Delve into the labyrinth of America’s conspiracy culture with this investigative masterpiece that unearths the roots of our era’s most potent myths.

In 1966, amid unrest over the Vietnam War and the alarming growth of the military-industrial complex, little-known writer Leonard Lewin was approached by a group of ingenious satirists on the Left to concoct a document that would pretend to ratify everyone’s fears that the government was deceiving the public. Devoting more than a year to the project, Lewin constructed a fiction (passed off as the honest truth) that a government-run Study Group had been charged with examining the “cost of peace,” setting its first meetings in the very real Iron Mountain nuclear bunker in upstate New York (which lent the resulting book, Report from Iron Mountain, its name).

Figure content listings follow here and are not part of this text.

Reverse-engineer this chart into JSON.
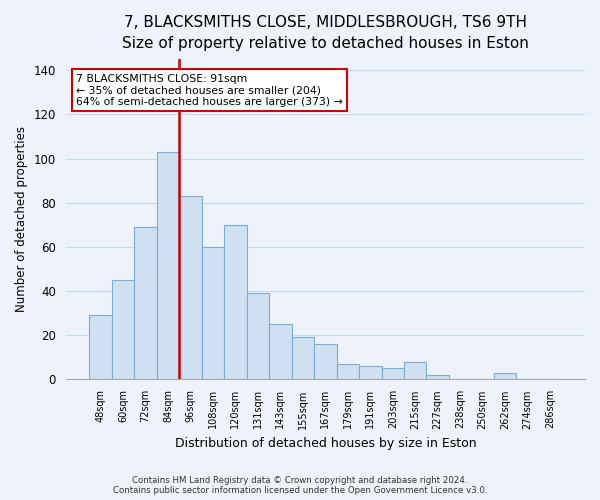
{
  "title": "7, BLACKSMITHS CLOSE, MIDDLESBROUGH, TS6 9TH",
  "subtitle": "Size of property relative to detached houses in Eston",
  "xlabel": "Distribution of detached houses by size in Eston",
  "ylabel": "Number of detached properties",
  "bar_labels": [
    "48sqm",
    "60sqm",
    "72sqm",
    "84sqm",
    "96sqm",
    "108sqm",
    "120sqm",
    "131sqm",
    "143sqm",
    "155sqm",
    "167sqm",
    "179sqm",
    "191sqm",
    "203sqm",
    "215sqm",
    "227sqm",
    "238sqm",
    "250sqm",
    "262sqm",
    "274sqm",
    "286sqm"
  ],
  "bar_values": [
    29,
    45,
    69,
    103,
    83,
    60,
    70,
    39,
    25,
    19,
    16,
    7,
    6,
    5,
    8,
    2,
    0,
    0,
    3,
    0,
    0
  ],
  "bar_color": "#cfe0f0",
  "bar_edge_color": "#7aaed6",
  "vline_x_index": 4,
  "vline_color": "#cc0000",
  "ylim": [
    0,
    145
  ],
  "yticks": [
    0,
    20,
    40,
    60,
    80,
    100,
    120,
    140
  ],
  "annotation_title": "7 BLACKSMITHS CLOSE: 91sqm",
  "annotation_line1": "← 35% of detached houses are smaller (204)",
  "annotation_line2": "64% of semi-detached houses are larger (373) →",
  "annotation_box_facecolor": "#ffffff",
  "annotation_box_edgecolor": "#cc0000",
  "footer1": "Contains HM Land Registry data © Crown copyright and database right 2024.",
  "footer2": "Contains public sector information licensed under the Open Government Licence v3.0.",
  "fig_facecolor": "#eef2fb",
  "axes_facecolor": "#eef2fb",
  "grid_color": "#c8d8ec",
  "title_fontsize": 11,
  "subtitle_fontsize": 9.5
}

In Lewin’s telling, this gathering of the nation’s academic elite concluded that suspending war would be disastrous, forcing all sorts of bizarre measures to compensate.

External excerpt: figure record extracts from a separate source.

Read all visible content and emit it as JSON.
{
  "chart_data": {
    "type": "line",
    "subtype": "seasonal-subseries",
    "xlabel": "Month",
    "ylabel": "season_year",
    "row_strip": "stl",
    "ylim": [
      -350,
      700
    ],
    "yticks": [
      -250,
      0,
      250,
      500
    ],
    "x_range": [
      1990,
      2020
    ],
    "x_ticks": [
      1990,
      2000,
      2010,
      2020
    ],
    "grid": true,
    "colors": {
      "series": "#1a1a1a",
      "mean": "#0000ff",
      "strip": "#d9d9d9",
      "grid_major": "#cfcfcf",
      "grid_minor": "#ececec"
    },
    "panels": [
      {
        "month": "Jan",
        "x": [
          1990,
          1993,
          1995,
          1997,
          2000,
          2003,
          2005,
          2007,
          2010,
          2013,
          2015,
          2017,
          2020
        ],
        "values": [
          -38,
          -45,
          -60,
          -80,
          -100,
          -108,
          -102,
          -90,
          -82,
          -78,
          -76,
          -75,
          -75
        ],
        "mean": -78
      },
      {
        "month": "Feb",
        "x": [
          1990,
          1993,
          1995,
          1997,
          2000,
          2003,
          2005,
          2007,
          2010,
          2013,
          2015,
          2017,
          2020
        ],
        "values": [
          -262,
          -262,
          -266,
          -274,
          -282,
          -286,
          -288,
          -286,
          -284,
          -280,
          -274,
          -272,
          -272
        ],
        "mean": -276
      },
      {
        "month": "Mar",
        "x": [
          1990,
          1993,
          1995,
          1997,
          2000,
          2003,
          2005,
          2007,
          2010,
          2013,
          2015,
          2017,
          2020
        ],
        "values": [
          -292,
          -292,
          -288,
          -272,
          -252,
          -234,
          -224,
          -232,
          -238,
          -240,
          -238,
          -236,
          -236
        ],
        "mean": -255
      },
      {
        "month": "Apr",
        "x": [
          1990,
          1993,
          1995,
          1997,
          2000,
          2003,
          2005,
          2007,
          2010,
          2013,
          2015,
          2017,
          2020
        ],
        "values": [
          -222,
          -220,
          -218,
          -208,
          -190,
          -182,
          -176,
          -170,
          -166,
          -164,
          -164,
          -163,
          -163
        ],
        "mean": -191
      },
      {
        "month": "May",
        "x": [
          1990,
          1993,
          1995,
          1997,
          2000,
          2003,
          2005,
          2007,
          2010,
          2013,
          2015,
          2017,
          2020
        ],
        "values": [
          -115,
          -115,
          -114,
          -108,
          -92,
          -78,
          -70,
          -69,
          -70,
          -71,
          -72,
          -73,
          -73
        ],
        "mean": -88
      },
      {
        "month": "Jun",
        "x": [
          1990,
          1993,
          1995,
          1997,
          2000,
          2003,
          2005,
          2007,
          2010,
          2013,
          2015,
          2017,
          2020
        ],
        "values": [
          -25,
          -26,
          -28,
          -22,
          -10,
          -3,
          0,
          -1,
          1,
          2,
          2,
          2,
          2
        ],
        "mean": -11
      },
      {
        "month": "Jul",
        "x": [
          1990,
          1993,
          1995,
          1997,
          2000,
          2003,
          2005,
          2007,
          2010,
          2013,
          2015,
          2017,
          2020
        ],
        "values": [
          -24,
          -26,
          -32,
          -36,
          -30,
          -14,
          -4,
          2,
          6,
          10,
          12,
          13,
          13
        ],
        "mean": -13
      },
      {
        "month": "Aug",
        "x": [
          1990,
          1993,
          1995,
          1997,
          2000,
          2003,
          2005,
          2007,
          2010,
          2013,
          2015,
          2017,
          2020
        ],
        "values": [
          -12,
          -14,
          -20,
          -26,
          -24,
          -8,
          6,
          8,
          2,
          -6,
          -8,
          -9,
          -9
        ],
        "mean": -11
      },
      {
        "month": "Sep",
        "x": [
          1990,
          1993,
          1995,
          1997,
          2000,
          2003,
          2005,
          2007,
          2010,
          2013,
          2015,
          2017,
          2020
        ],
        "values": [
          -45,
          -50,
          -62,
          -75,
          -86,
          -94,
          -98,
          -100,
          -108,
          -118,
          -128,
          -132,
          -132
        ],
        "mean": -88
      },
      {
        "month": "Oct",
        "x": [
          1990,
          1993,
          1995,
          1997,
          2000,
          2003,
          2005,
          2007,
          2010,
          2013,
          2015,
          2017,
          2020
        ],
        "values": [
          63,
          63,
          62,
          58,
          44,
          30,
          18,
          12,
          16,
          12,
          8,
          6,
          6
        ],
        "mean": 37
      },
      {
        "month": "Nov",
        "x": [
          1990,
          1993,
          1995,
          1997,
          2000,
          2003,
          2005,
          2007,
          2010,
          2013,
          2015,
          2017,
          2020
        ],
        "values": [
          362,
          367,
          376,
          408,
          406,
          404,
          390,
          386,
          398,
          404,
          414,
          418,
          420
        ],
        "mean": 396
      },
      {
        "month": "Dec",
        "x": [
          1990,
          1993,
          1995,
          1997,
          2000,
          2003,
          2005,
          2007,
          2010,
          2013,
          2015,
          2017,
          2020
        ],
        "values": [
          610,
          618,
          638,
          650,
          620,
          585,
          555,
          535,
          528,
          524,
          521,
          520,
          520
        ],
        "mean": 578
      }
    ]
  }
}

Lewin didn’t realize it at the time, but he’d created a narrative that fed the interests of both ends of the political spectrum—by promoting the idea that the government uses centralized power for evil.

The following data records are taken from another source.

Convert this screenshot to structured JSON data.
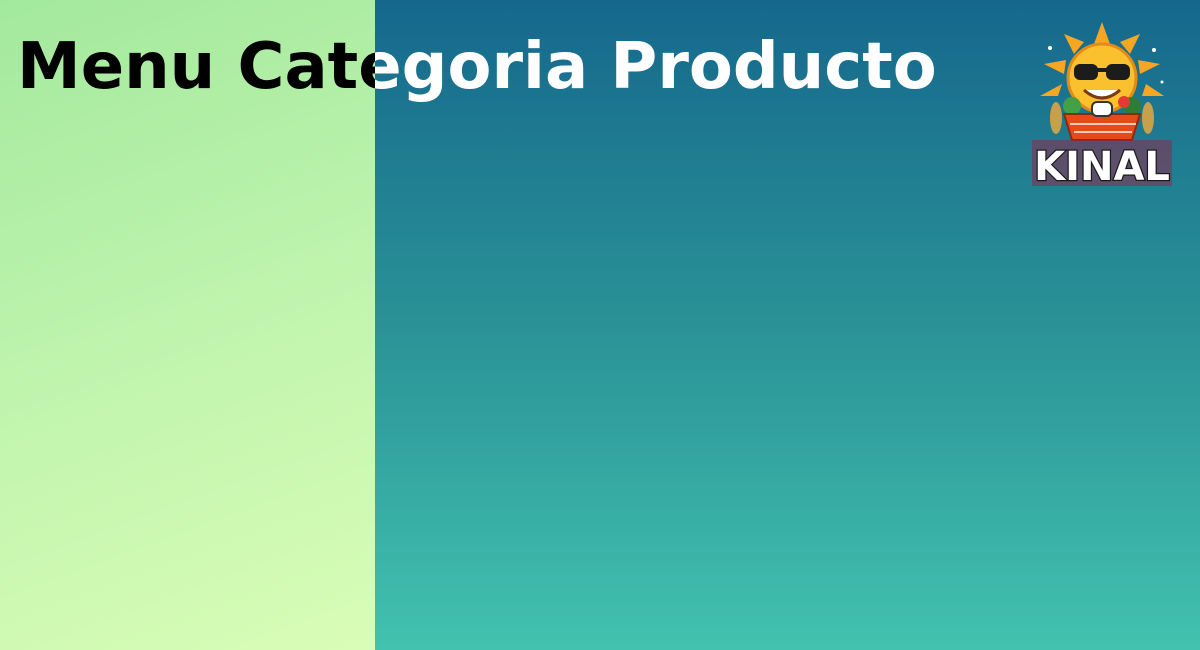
{
  "page": {
    "title": "Menu Categoria Producto"
  },
  "logo": {
    "text": "KINAL",
    "icon": "sun-mascot-basket-icon"
  },
  "colors": {
    "left_panel_start": "#a3e99d",
    "left_panel_end": "#d9fdb7",
    "right_panel_start": "#15688c",
    "right_panel_end": "#42c2af"
  }
}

What fascinates about Phil Tinline’s revelation-filled recreation of that ingenious hoax is seeing how it explodes into America’s consciousness, dominates media reports, and sends government officials scrambling. And then, subsequently, how Lewin’s fabrication is adopted by a seemingly endless string of extremist organizations which view it as supporting their ideology.

In this riveting—and, at times, chilling—tale of a deception that refuses to die is an unsettling warning about how, in contemporary times, a hoax may no longer be a hoax if it can be used to recruit followers to a cause.

“Astonishing…an account of a brilliantly conceived spoof that has quite unintentionally changed the course of history.”—from the Foreword by Kai Bird

“Diligently traced…Tinline offers nothing less than an alternative history of the late twentieth century, in which an off-beat satire ends up perpetuating the ‘paranoid style’ of American politics.” Booklist (starred)


Phil Tinline is a freelance writer and documentarian. He is the author of The Death of Consensus, which was chosen as the London Times Politics Book of the Year. For the BBC, he has made and presented many acclaimed documentaries about how political history shapes our lives. He has also written for The Guardian, The Daily Telegraph, The New Statesman, and numerous other publications. A graduate of Oxford University where he obtained a degree in English language and literature, he lives in London.

Kai Bird is a Pulitzer Prize winning historian who has published biographies of John J. McCloy, McGeorge Bundy, J. Robert Oppenheimer, Robert Ames—and now The Outlier: The Unfinished Presidency of Jimmy Carter. He has also authored a memoir about his childhood in the Middle East. He is the Director of the Leon Levy Center for Biography at the Graduate Center of the City University of New York. His next book is a biography of Roy Cohn. His biography of Oppenheimer, American Prometheus, co-authored with the late Martin J. Sherwin, is the inspiration for Christopher Nolan’s film, Oppenheimer.